Not long ago I had a play put on stage that took apart the structure of a bad marriage in Remuera; nobody’s marriage and everybody’s. And some of the audience naturally felt that something as private as marriage shouldn’t have its anatomy exposed. This would indeed be true if marriage were only a private relationship. But I think it is in the nature of marriage to be both private and public.

We have all of us at some time either observed or experienced liaisons. Perhaps I have a soft spot at least for the premarital liaison because a good half of the best poetry in the world is nearly or remotely connected with such happenings. But when I meet two young people living together in a flat, with some tenderness, some honesty and some fidelity, and both of them express the view that they could not bear to be publicly married because of the hideously deadening aspects of that public relationship – as they have seen it in practice among their parents and other elders – I acknowledge the validity of their fear, but still tremble for the future of the society I inhabit. page 35 They want their relationship to be a romantic poem. I would like to see it become a firm objective structure, free within its bonds, indeed made socially free by those bonds, like the magnificent heroic couplets of John Dryden.
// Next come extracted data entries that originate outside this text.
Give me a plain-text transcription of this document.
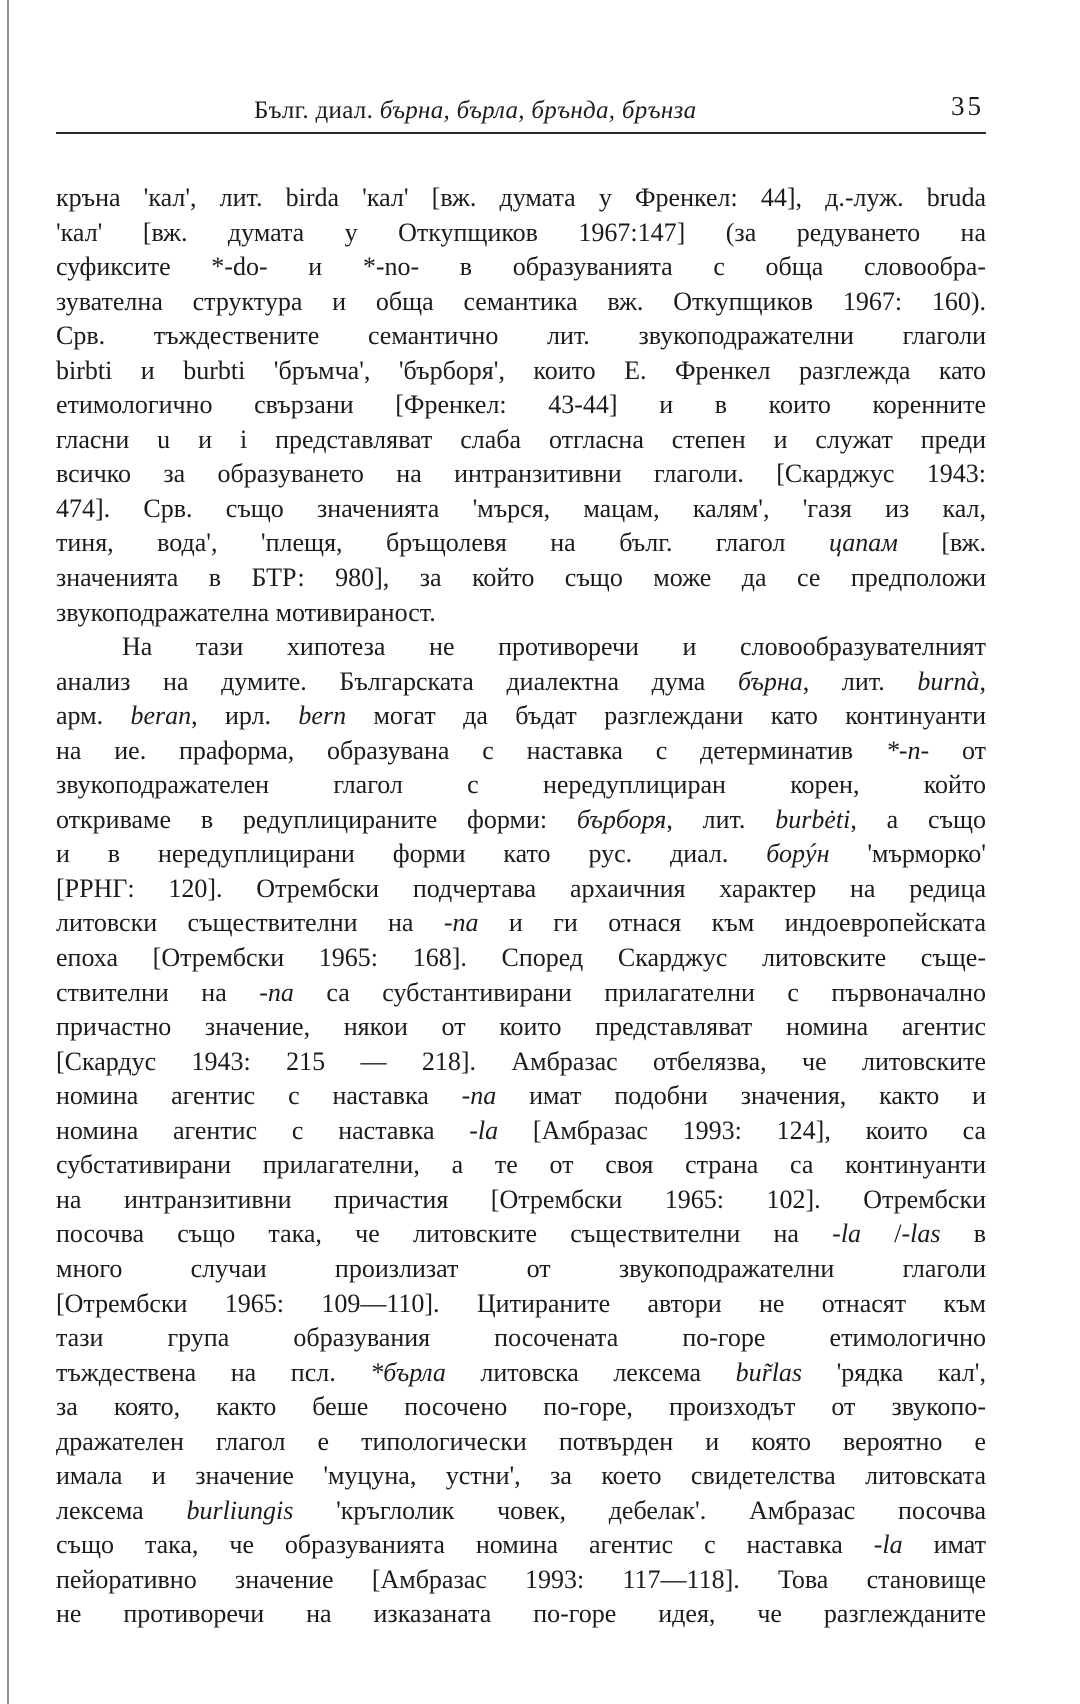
Бълг. диал. бърна, бърла, брънда, брънза	35
кръна 'кал', лит. birda 'кал' [вж. думата у Френкел: 44], д.-луж. bruda
'кал' [вж. думата у Откупщиков 1967:147] (за редуването на
суфиксите *-do- и *-no- в образуванията с обща словообра-
зувателна структура и обща семантика вж. Откупщиков 1967: 160).
Срв. тъждествените семантично лит. звукоподражателни глаголи
birbti и burbti 'бръмча', 'бърборя', които Е. Френкел разглежда като
етимологично свързани [Френкел: 43-44] и в които коренните
гласни u и i представляват слаба отгласна степен и служат преди
всичко за образуването на интранзитивни глаголи. [Скарджус 1943:
474]. Срв. също значенията 'мърся, мацам, калям', 'газя из кал,
тиня, вода', 'плещя, бръщолевя на бълг. глагол цапам [вж.
значенията в БТР: 980], за който също може да се предположи
звукоподражателна мотивираност.
На тази хипотеза не противоречи и словообразувателният
анализ на думите. Българската диалектна дума бърна, лит. burnà,
арм. beran, ирл. bern могат да бъдат разглеждани като континуанти
на ие. праформа, образувана с наставка с детерминатив *-n- от
звукоподражателен глагол с нередуплициран корен, който
откриваме в редуплицираните форми: бърборя, лит. burbėti, а също
и в нередуплицирани форми като рус. диал. борýн 'мърморко'
[РРНГ: 120]. Отрембски подчертава архаичния характер на редица
литовски съществителни на -na и ги отнася към индоевропейската
епоха [Отрембски 1965: 168]. Според Скарджус литовските съще-
ствителни на -na са субстантивирани прилагателни с първоначално
причастно значение, някои от които представляват номина агентис
[Скардус 1943: 215 — 218]. Амбразас отбелязва, че литовските
номина агентис с наставка -na имат подобни значения, както и
номина агентис с наставка -la [Амбразас 1993: 124], които са
субстативирани прилагателни, а те от своя страна са континуанти
на интранзитивни причастия [Отрембски 1965: 102]. Отрембски
посочва също така, че литовските съществителни на -la /-las в
много случаи произлизат от звукоподражателни глаголи
[Отрембски 1965: 109—110]. Цитираните автори не отнасят към
тази група образувания посочената по-горе етимологично
тъждествена на псл. *бърла литовска лексема bur̃las 'рядка кал',
за която, както беше посочено по-горе, произходът от звукопо-
дражателен глагол е типологически потвърден и която вероятно е
имала и значение 'муцуна, устни', за което свидетелства литовската
лексема burliungis 'кръглолик човек, дебелак'. Амбразас посочва
също така, че образуванията номина агентис с наставка -la имат
пейоративно значение [Амбразас 1993: 117—118]. Това становище
не противоречи на изказаната по-горе идея, че разглежданите
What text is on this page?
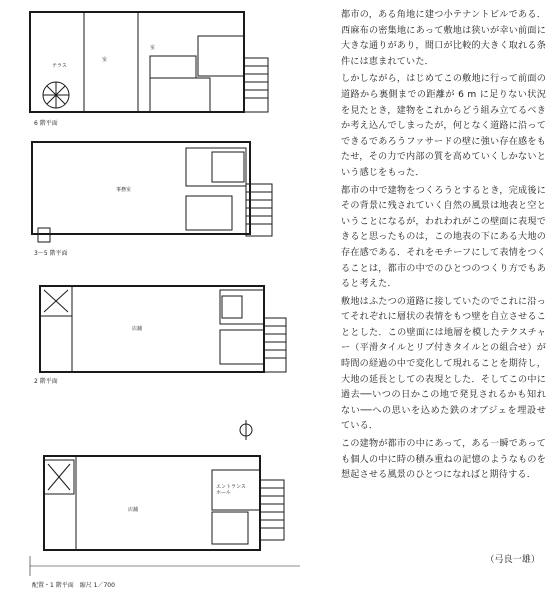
テラス
室
室
6 階平面
事務室
3～5 階平面
店舗
2 階平面
店舗
エントランス
ホール
配置・1 階平面　縮尺 1／700

都市の，ある角地に建つ小テナントビルである．西麻布の密集地にあって敷地は狭いが幸い前面に大きな通りがあり，間口が比較的大きく取れる条件には恵まれていた．

しかしながら，はじめてこの敷地に行って前面の道路から裏側までの距離が 6 m に足りない状況を見たとき，建物をこれからどう組み立てるべきか考え込んでしまったが，何となく道路に沿ってできるであろうファサードの壁に強い存在感をもたせ，その力で内部の質を高めていくしかないという感じをもった．

都市の中で建物をつくろうとするとき，完成後にその背景に残されていく自然の風景は地表と空ということになるが，われわれがこの壁面に表現できると思ったものは，この地表の下にある大地の存在感である．それをモチーフにして表情をつくることは，都市の中でのひとつのつくり方でもあると考えた．

敷地はふたつの道路に接していたのでこれに沿ってそれぞれに層状の表情をもつ壁を自立させることとした．この壁面には地層を模したテクスチャー（平滑タイルとリブ付きタイルとの組合せ）が時間の経過の中で変化して現れることを期待し，大地の延長としての表現とした．そしてこの中に過去──いつの日かこの地で発見されるかも知れない──への思いを込めた鉄のオブジェを埋設せている．

この建物が都市の中にあって，ある一瞬であっても個人の中に時の積み重ねの記憶のようなものを想起させる風景のひとつになればと期待する．

（弓良一雄）
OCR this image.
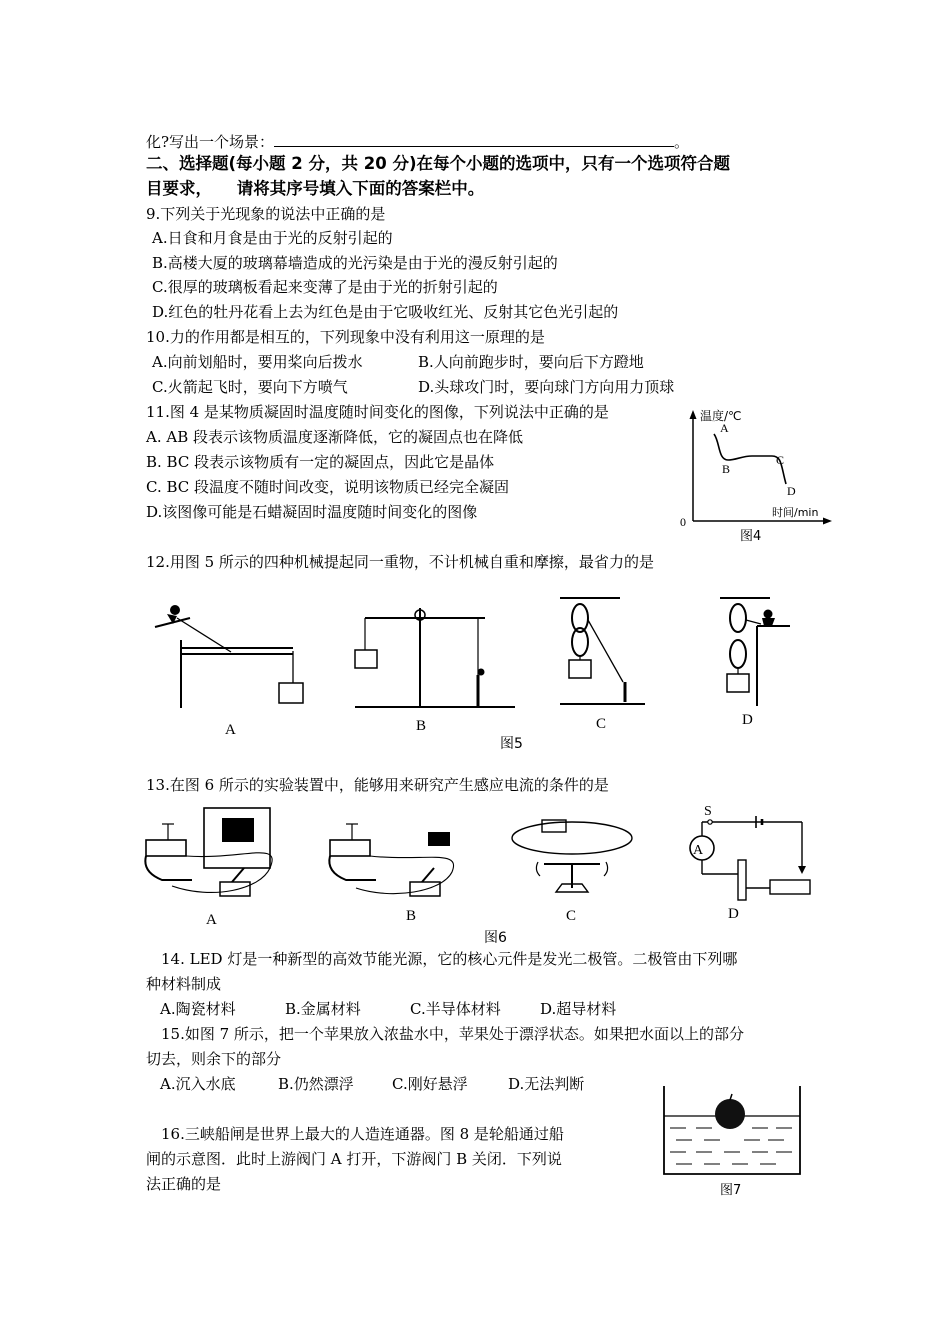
化?写出一个场景：	。
二、选择题(每小题 2 分，共 20 分)在每个小题的选项中，只有一个选项符合题
目要求，　　请将其序号填入下面的答案栏中。
9.下列关于光现象的说法中正确的是
A.日食和月食是由于光的反射引起的
B.高楼大厦的玻璃幕墙造成的光污染是由于光的漫反射引起的
C.很厚的玻璃板看起来变薄了是由于光的折射引起的
D.红色的牡丹花看上去为红色是由于它吸收红光、反射其它色光引起的
10.力的作用都是相互的，下列现象中没有利用这一原理的是
A.向前划船时，要用桨向后拨水	B.人向前跑步时，要向后下方蹬地
C.火箭起飞时，要向下方喷气	D.头球攻门时，要向球门方向用力顶球
11.图 4 是某物质凝固时温度随时间变化的图像，下列说法中正确的是
A. AB 段表示该物质温度逐渐降低，它的凝固点也在降低
B. BC 段表示该物质有一定的凝固点，因此它是晶体
C. BC 段温度不随时间改变，说明该物质已经完全凝固
D.该图像可能是石蜡凝固时温度随时间变化的图像
温度/℃
A
B
C
D
0
时间/min
图4
12.用图 5 所示的四种机械提起同一重物，不计机械自重和摩擦，最省力的是
A	B	C	D
图5
13.在图 6 所示的实验装置中，能够用来研究产生感应电流的条件的是
A
S
A	B	C	D
图6
　14. LED 灯是一种新型的高效节能光源，它的核心元件是发光二极管。二极管由下列哪
种材料制成
A.陶瓷材料	B.金属材料	C.半导体材料	D.超导材料
　15.如图 7 所示，把一个苹果放入浓盐水中，苹果处于漂浮状态。如果把水面以上的部分
切去，则余下的部分
A.沉入水底	B.仍然漂浮	C.刚好悬浮	D.无法判断
图7
　16.三峡船闸是世界上最大的人造连通器。图 8 是轮船通过船
闸的示意图．此时上游阀门 A 打开，下游阀门 B 关闭．下列说
法正确的是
But I know that they are probably right in their opinion that the social pattern itself will turn any marriage they make into dead, slack journalistic prose.

Recently I had an illuminating conversation with a divorcee. This woman of goodwill had had a hard battle bringing up her children without a father; but her assumption of responsibility had undoubtedly strengthened her character and given her many insights that she might well have lacked if she had remained married. She was capable of looking at our society partly from the outside. I had the impression, however, that she had originally seen marriage as a private relationship, and saw it now as the romantic poem that she had failed to write. This view may have contributed to the original crisis.

I doubt if we can afford to let marriage be simply the playground of private hope and fantasy. I doubt if any given partner can afford to say, ‘My husband (or wife) has proved dull, unkind and hurtful; therefore I have the right to ditch him (or her) and try to forge out a life on my own or with another partner.’ In the doubtful climate of a liaison this would be a reasonable decision. But marriage is communal as well as private. One should perhaps labour at turning the dull prose into heroic couplets. But this in turn would require a vastly more objective view of marriage in society at large. Those societies which have tolerated extra-marital liaisons (toleration is not necessarily a condoning) or which did not regard separation as the termination of the public side of marriage may have been wiser than our own. Their children at least had an unclouded knowledge of who their parents were.